Les choses que l’on nous a enseignées vont parfois contre les intérêts de notre propre personne. Faire preuve de trop de bonté nous expose bien souvent aux autres. Nous devons vulnérables et sommes des cibles pour toutes les mauvaises intentions qui nous entourent.

Au fur et à mesure que nous grandissons et que nous acquérons des responsabilités, nous ressentons un fort sentiment de culpabilité. Lorsque nous disons “non” à quelqu’un et qu’il se met en colère, lorsque nous disons la vérité et que cela nous attire des problèmes, lorsque nous tentons d’aller au-delà des apparences et que nous nous heurtons au refus des autres, nous ressentons une forme de rejet de la part des autres et de la société dans laquelle nous vivons.

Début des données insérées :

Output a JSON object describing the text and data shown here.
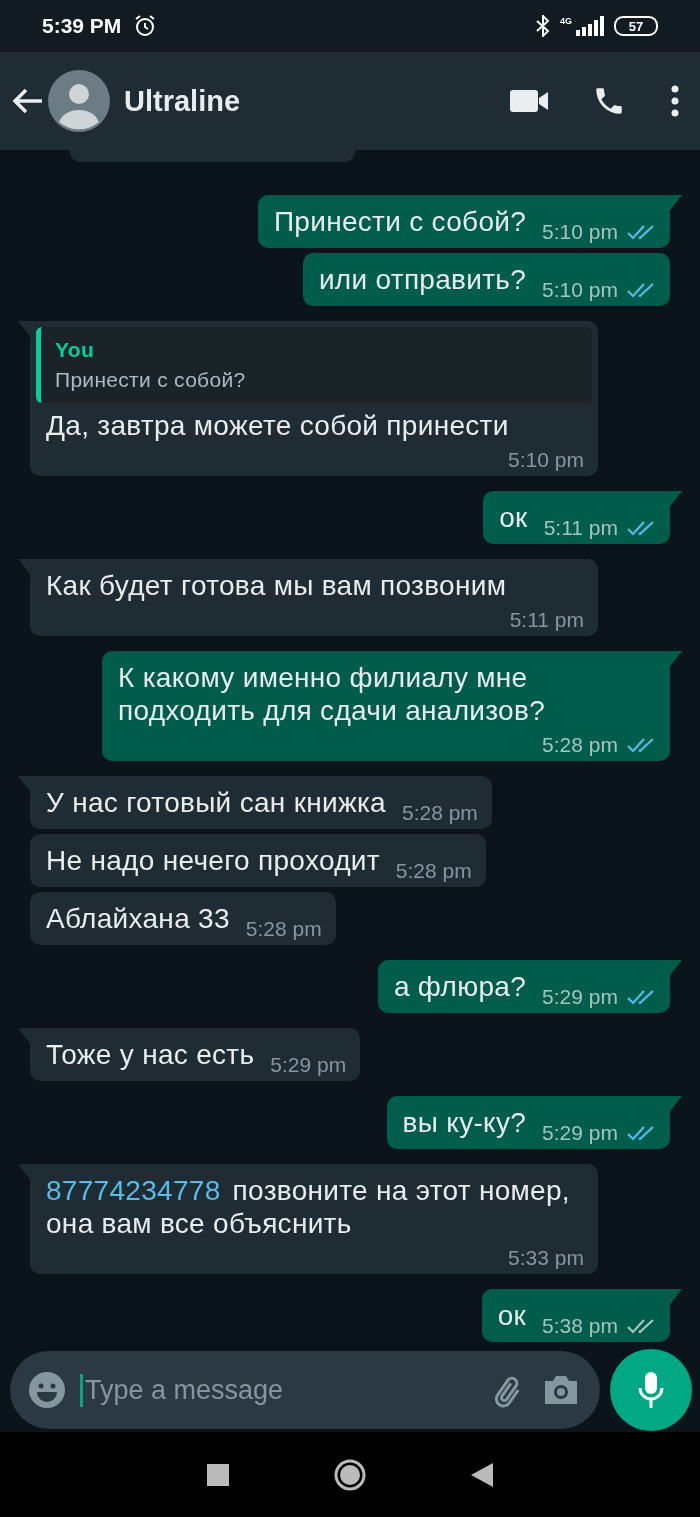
{
  "status_bar": {
    "time": "5:39 PM",
    "network": "4G",
    "battery": "57"
  },
  "header": {
    "title": "Ultraline"
  },
  "messages": [
    {
      "kind": "sent",
      "tail": true,
      "text": "Принести с собой?",
      "time": "5:10 pm",
      "read": true
    },
    {
      "kind": "sent",
      "tail": false,
      "text": "или отправить?",
      "time": "5:10 pm",
      "read": true
    },
    {
      "kind": "received",
      "tail": true,
      "quote": {
        "author": "You",
        "text": "Принести с собой?"
      },
      "text": "Да, завтра можете собой принести",
      "time": "5:10 pm"
    },
    {
      "kind": "sent",
      "tail": true,
      "text": "ок",
      "time": "5:11 pm",
      "read": true
    },
    {
      "kind": "received",
      "tail": true,
      "text": "Как будет готова мы вам позвоним",
      "time": "5:11 pm"
    },
    {
      "kind": "sent",
      "tail": true,
      "text": "К какому именно филиалу мне подходить для сдачи анализов?",
      "time": "5:28 pm",
      "read": true
    },
    {
      "kind": "received",
      "tail": true,
      "text": "У нас готовый сан книжка",
      "time": "5:28 pm"
    },
    {
      "kind": "received",
      "tail": false,
      "text": "Не надо нечего проходит",
      "time": "5:28 pm"
    },
    {
      "kind": "received",
      "tail": false,
      "text": "Аблайхана 33",
      "time": "5:28 pm"
    },
    {
      "kind": "sent",
      "tail": true,
      "text": "а флюра?",
      "time": "5:29 pm",
      "read": true
    },
    {
      "kind": "received",
      "tail": true,
      "text": "Тоже у нас есть",
      "time": "5:29 pm"
    },
    {
      "kind": "sent",
      "tail": true,
      "text": "вы ку-ку?",
      "time": "5:29 pm",
      "read": true
    },
    {
      "kind": "received",
      "tail": true,
      "link": "87774234778",
      "text": "позвоните на этот номер, она вам все объяснить",
      "time": "5:33 pm"
    },
    {
      "kind": "sent",
      "tail": true,
      "text": "ок",
      "time": "5:38 pm",
      "read": false
    }
  ],
  "composer": {
    "placeholder": "Type a message"
  }
}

Nous devons être capables de comprendre qu’être une bonne personne est une chose, mais qu’être une bonne poire en est une autre. Nous ne devons pas permettre aux autres de nous utiliser à leur guise, nous ne devons pas leur accorder le pouvoir de nous mettre plus bas que terre.

Pourquoi une personne se met-elle en colère lorsque nous ne voulons pas faire ce qu’elle tente de nous imposer ? Pourquoi les autres nous traitent-ils mal alors que nous sommes sincères ? N’est-ce pas de l’hypocrisie lorsque les autres nous demandent d’être sincères mais qu’ils n’acceptent pas notre vérité ?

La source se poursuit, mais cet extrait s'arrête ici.